Tips to Reduce IRB Application Turnaround Time

  1. DO use simple, clear language in your study description.
    Write a project description in a style suitable for presentation to a freshman class. IRB members include attorneys, ministers, business men and women, as well as scientists from many fields. If your project description assumes knowledge in your area, some IRB members may not fully understand it. They will then submit questions that you must address before they can do the review, and this slows the review process.
  2. DO provide an outline of procedures.
    If you have multiple measures with multiple phases or interventions, a simple outline of procedures will save IRB members review time and can help them understand exactly what happens to the subject at each step of the study.
  3. DO write your project description in present tense.
    Reviewers cannot tell whether studies or some parts of studies, such as pilot research, have already been done when descriptions are entirely in the past tense. Of course, any previous pilot work should be written in past tense.
  4. DO start with an IRB-focused outline.
    Write your proposal from scratch instead of editing down a grant, thesis, or dissertation proposal. Many project descriptions and protocols can be written in two to four double-spaced pages.
  5. DO be aware that IRB uses a cost-benefit approach.
    Not only does the IRB try to protect subjects, it also weighs the predicted benefit of a study against the risks. An IRB in a medical institution will approve protocols that anticipate some deaths from the research — if the benefits are great enough. At the other extreme, a protocol written with no apparent benefit to subjects, to others, or to science could be rejected, even if the only costs were a half hour of undergraduates’ time in filling out a survey. A clear statement of why your research is important, how it fills a need, how it addresses limitations of previous research, and how it may directly or indirectly benefit the subjects or others will add points to the IRB's “benefits” column and make risks more acceptable.
  6. DO show your awareness of your study's risks.
    Not all risks need to be listed on the consent form, but all risks should be clearly articulated on the study description. Do not be “defensive” about risks. Instead, show the IRB you are fully aware of all possible risks by listing them and then by commenting on how significant they might be, how frequently they occur in this type of research (data from prior research at UM or from published research helps considerably here), how you intend to address them, if necessary, and how you will train experimenters.
  7. DO give information on measurement validity.
    Validity of measures used is an important factor the IRB routinely considers. A measure of unknown validity can severely or completely compromise a study's value and shift the risk/benefit ratio from acceptable to unacceptable. Briefly mention the validity of measurement procedures, either by citing literature and validity and reliability coefficients, or by simply mentioning that they are standard measures for the field and appear in published, peer-reviewed literature, if that is the case.
  8. DO model after accepted applications and use advisors as reviewers.
    Obtain a previously approved application on a similar study and model yours after it. If you are a student, have your advisor review your application. If you are a new faculty member, ask a more senior faculty member to read your application.
  9. DO justify any race and/or gender exclusions from your sample.
    We follow the NIH requirements that no population can be excluded from research without clear justification.
  10. DO submit all scripts with the proposal.
    The best way to help the IRB understand risks and how you will handle them is to provide verbatim scripts of what you will tell subjects in a telephone recruitment call, in task instructions, and in debriefings. IRB reviewers ask the question: “What information are the subjects getting (or not getting) that would help them decide to participate (or not) or to continue to participate, and is this information being given as soon as possible?” Debriefing scripts that try to educate student subjects about study purposes, scientific methods, and prior research are perceived as beneficial to these students and to the University’s mission.
  11. DO proofread very carefully to ensure accuracy and consistency throughout the application.
    We've seen applications that list conflicting numbers of subjects, ages of subjects, and numbers of sessions, for example.
  12. DO call us with questions.
    We can help with such dilemmas as “How do I get started,” “Is my project ‘research’ under IRB,” or “Can you help a tight deadline?”
  13. DO submit your application by email and fax the signature sheet for fastest processing.
  14. DON'T use jargon or complex wording on the consent form.
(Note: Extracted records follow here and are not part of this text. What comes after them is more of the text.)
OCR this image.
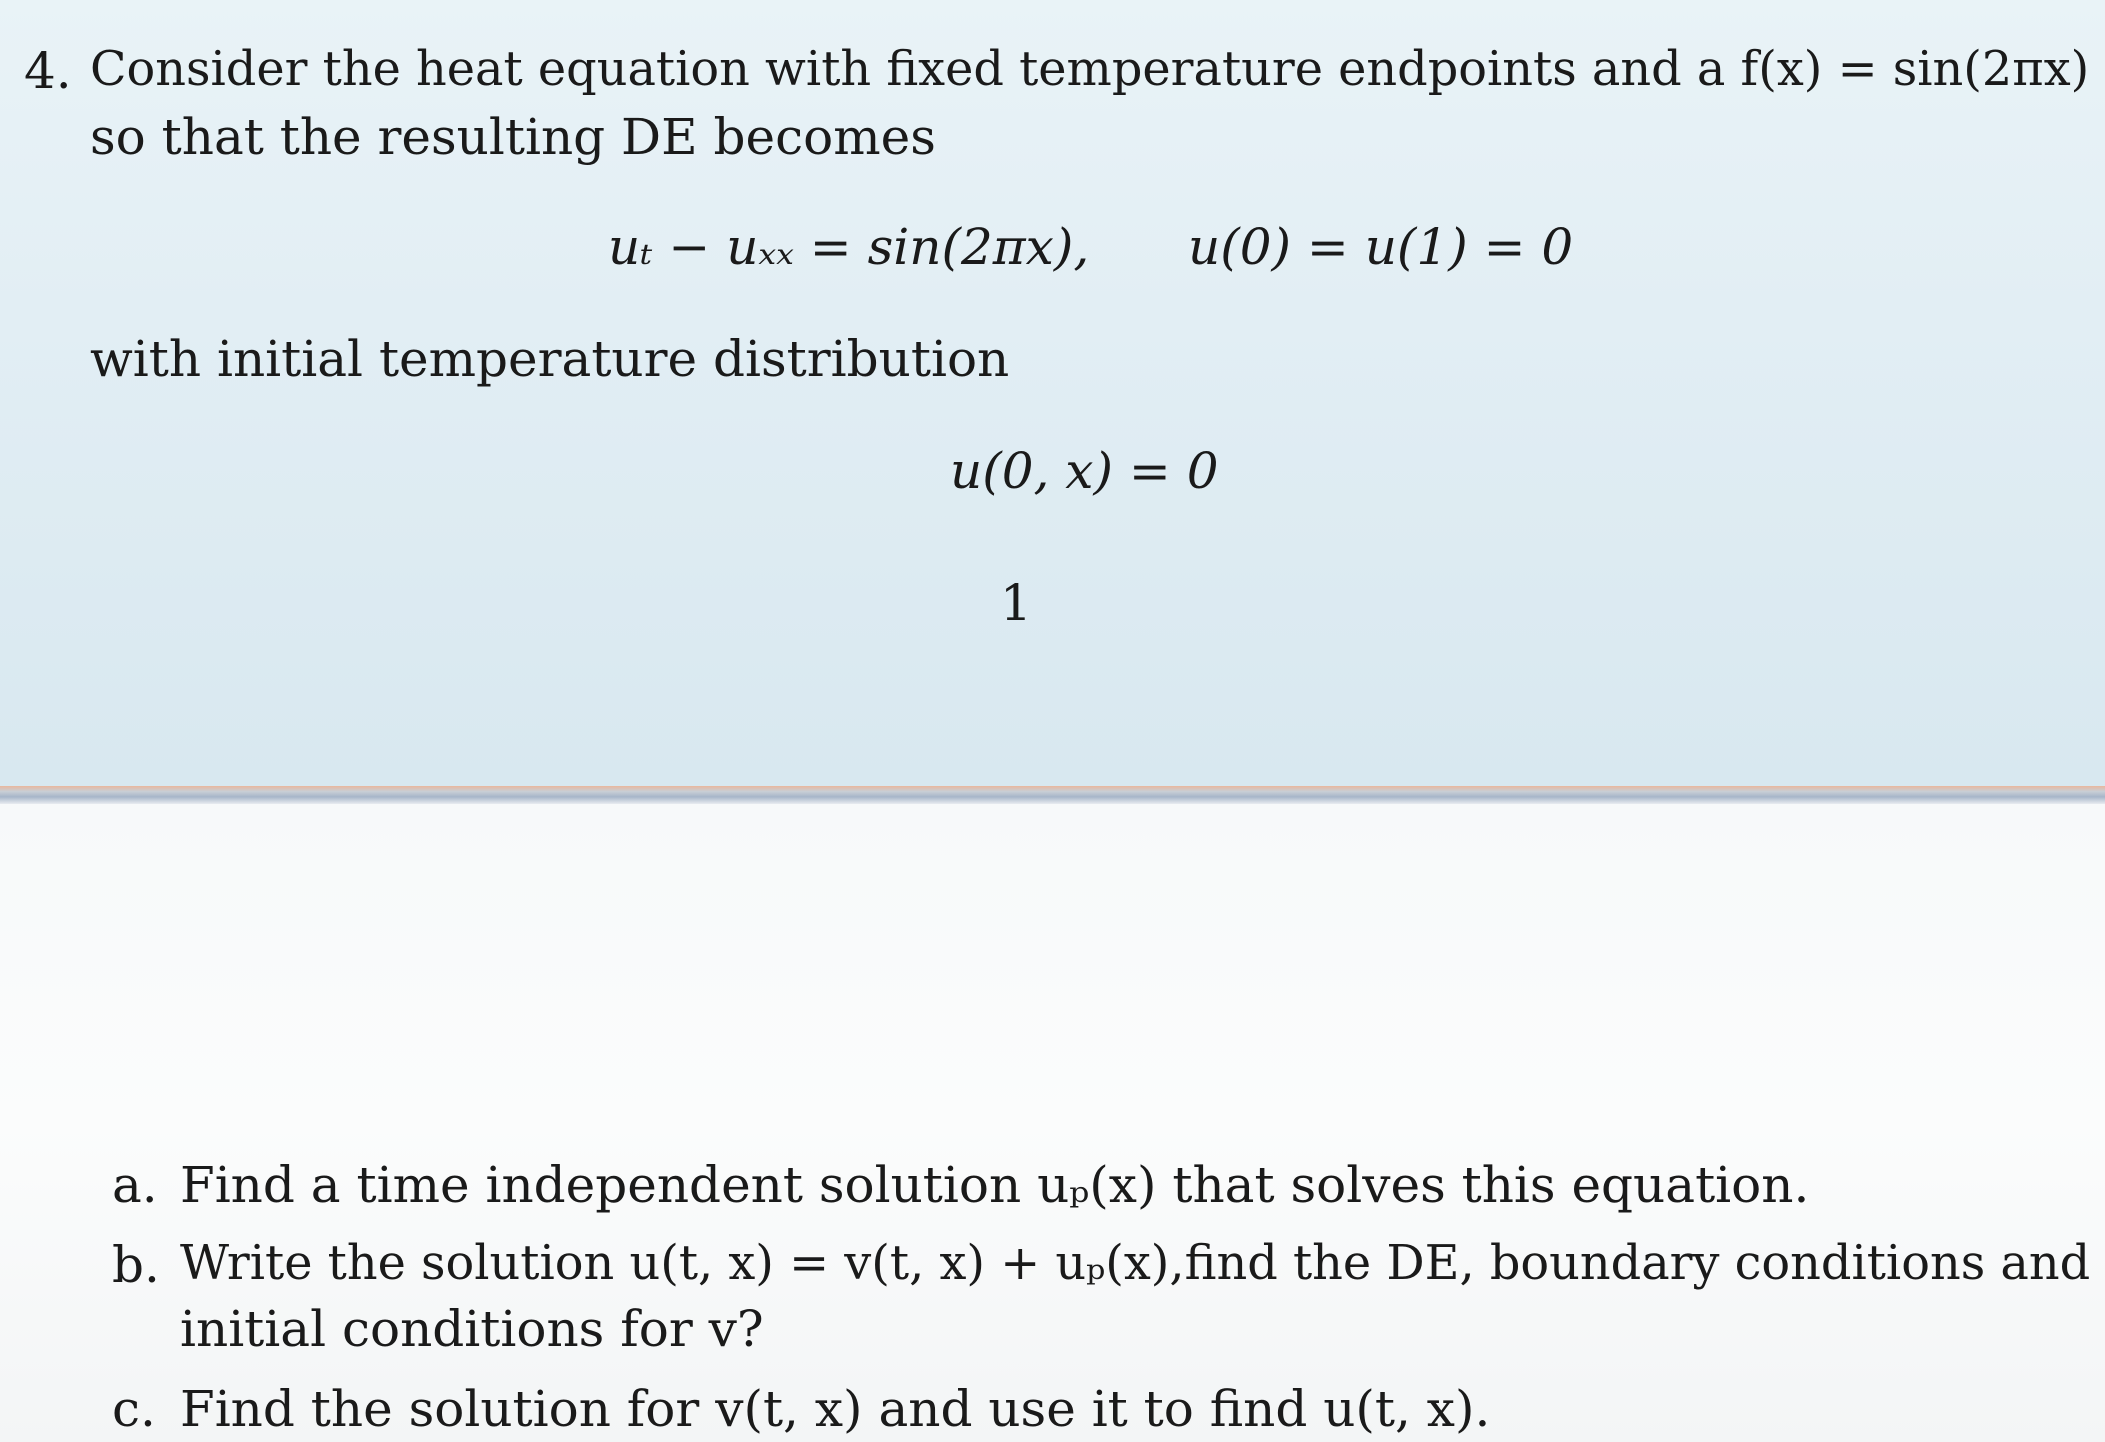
4. Consider the heat equation with fixed temperature endpoints and a f(x) = sin(2πx)
so that the resulting DE becomes
uₜ − uₓₓ = sin(2πx), u(0) = u(1) = 0
with initial temperature distribution
u(0, x) = 0
1
a. Find a time independent solution uₚ(x) that solves this equation.
b. Write the solution u(t, x) = v(t, x) + uₚ(x),find the DE, boundary conditions and
initial conditions for v?
c. Find the solution for v(t, x) and use it to find u(t, x).
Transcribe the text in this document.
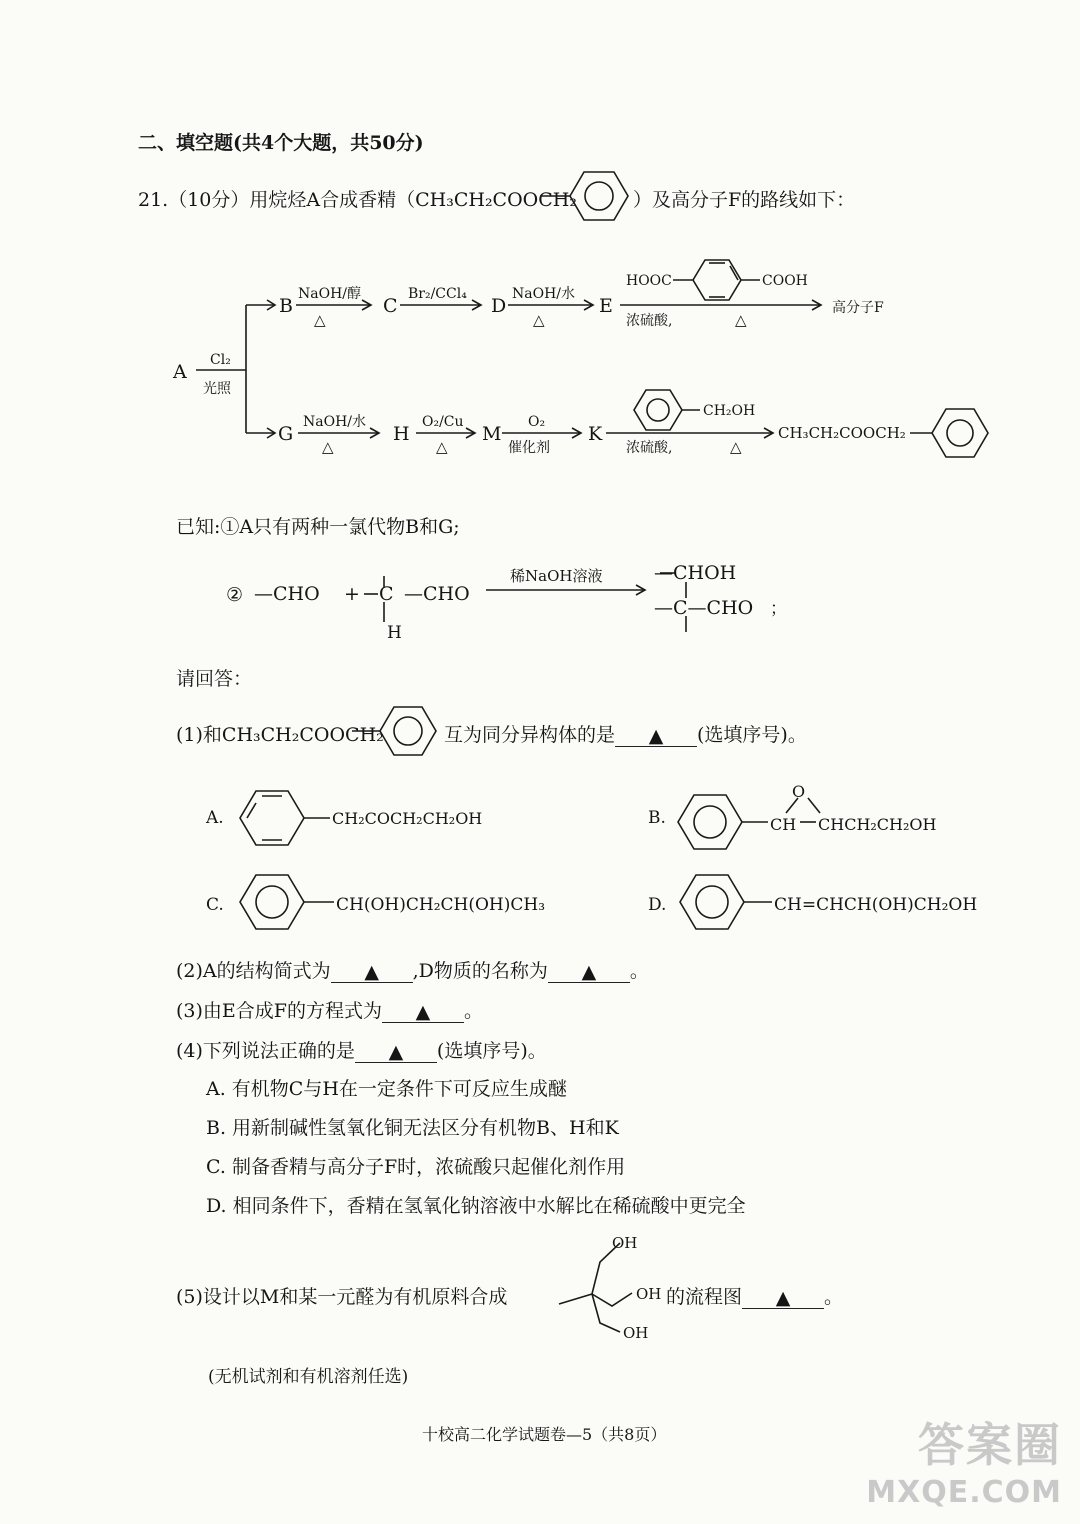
二、填空题(共4个大题，共50分)
21.（10分）用烷烃A合成香精（CH₃CH₂COOCH₂	）及高分子F的路线如下：
A
Cl₂
光照
B
NaOH/醇
△
C
Br₂/CCl₄
D
NaOH/水
△
E
HOOC	COOH
浓硫酸,	△
高分子F
G
NaOH/水
△
H
O₂/Cu
△
M
O₂
催化剂
K
CH₂OH
浓硫酸,	△
CH₃CH₂COOCH₂
② —CHO + C —CHO
H
稀NaOH溶液	—CHOH
—C—CHO ；
A.	CH₂COCH₂CH₂OH	B.
O
CH CHCH₂CH₂OH
C.	CH(OH)CH₂CH(OH)CH₃	D.	CH=CHCH(OH)CH₂OH
OH
OH
OH
已知:①A只有两种一氯代物B和G;
请回答：
(1)和CH₃CH₂COOCH₂	互为同分异构体的是 ▲ (选填序号)。
(2)A的结构简式为 ▲ ,D物质的名称为 ▲ 。
(3)由E合成F的方程式为 ▲ 。
(4)下列说法正确的是 ▲ (选填序号)。
A. 有机物C与H在一定条件下可反应生成醚
B. 用新制碱性氢氧化铜无法区分有机物B、H和K
C. 制备香精与高分子F时，浓硫酸只起催化剂作用
D. 相同条件下，香精在氢氧化钠溶液中水解比在稀硫酸中更完全
(5)设计以M和某一元醛为有机原料合成	的流程图 ▲ 。
(无机试剂和有机溶剂任选)
十校高二化学试题卷—5（共8页）	答案圈
MXQE.COM
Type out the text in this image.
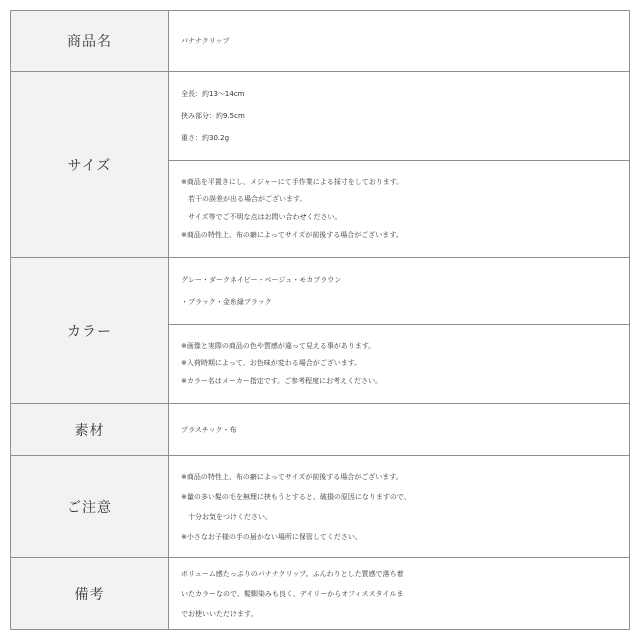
商品名	バナナクリップ
サイズ
全長：約13～14cm
挟み部分：約9.5cm
重さ：約30.2g
※商品を平置きにし、メジャーにて手作業による採寸をしております。
　若干の誤差が出る場合がございます。
　サイズ等でご不明な点はお問い合わせください。
※商品の特性上、布の癖によってサイズが前後する場合がございます。
カラー
グレー・ダークネイビー・ベージュ・モカブラウン
・ブラック・金糸縁ブラック
※画像と実際の商品の色や質感が違って見える事があります。
※入荷時期によって、お色味が変わる場合がございます。
※カラー名はメーカー指定です。ご参考程度にお考えください。
素材	プラスチック・布
ご注意
※商品の特性上、布の癖によってサイズが前後する場合がございます。
※量の多い髪の毛を無理に挟もうとすると、破損の原因になりますので、
　十分お気をつけください。
※小さなお子様の手の届かない場所に保管してください。
備考
ボリューム感たっぷりのバナナクリップ。ふんわりとした質感で落ち着
いたカラーなので、髪馴染みも良く、デイリーからオフィススタイルま
でお使いいただけます。
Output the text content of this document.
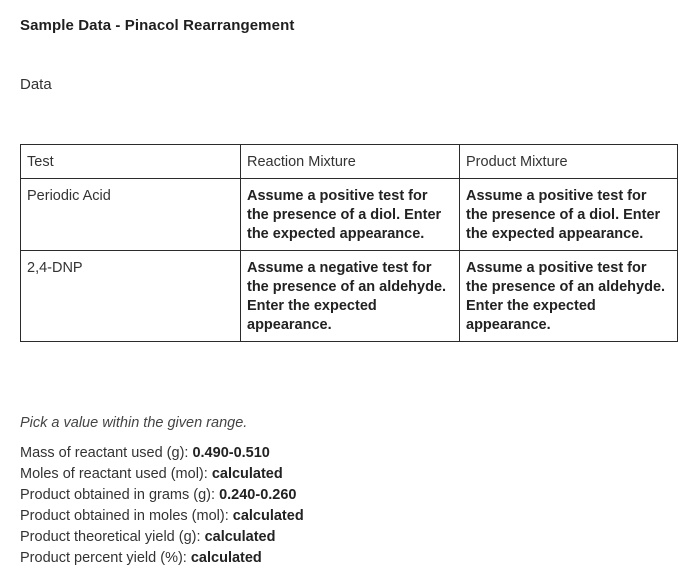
Sample Data - Pinacol Rearrangement
Data
Test	Reaction Mixture	Product Mixture
Periodic Acid	Assume a positive test for the presence of a diol. Enter the expected appearance.	Assume a positive test for the presence of a diol. Enter the expected appearance.
2,4-DNP	Assume a negative test for the presence of an aldehyde. Enter the expected appearance.	Assume a positive test for the presence of an aldehyde. Enter the expected appearance.
Pick a value within the given range.
Mass of reactant used (g): 0.490-0.510
Moles of reactant used (mol): calculated
Product obtained in grams (g): 0.240-0.260
Product obtained in moles (mol): calculated
Product theoretical yield (g): calculated
Product percent yield (%): calculated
    One goal of the consent form is to have the subject understand everything that is to happen to him or that she will be asked to do. Provide complete, but simple, descriptions of tasks, the setting, the time required, etc. You must justify omitting description of exactly what the subject will encounter. Target the reading level of your consent form to the subjects. The IRB always questions: “Can every subject who might read this consent form be expected to fully understand it?” Consent form language suitable for undergraduates is usually inappropriate for many Lafayette County residents, some of whom may be barely able to read. Wherever possible, substitute simpler words or phrases. Have someone outside your department read your form to see if they understand every word in it and can explain it to you.
  15. DON'T confuse anonymous with confidential.
    Anonymous means you cannot identify even one subject by the materials that you collect. Watch out for demographics here!
  16. DON'T submit theses or dissertations before committees accept the proposals.
  17. DON'T submit applications that do not have all signatures.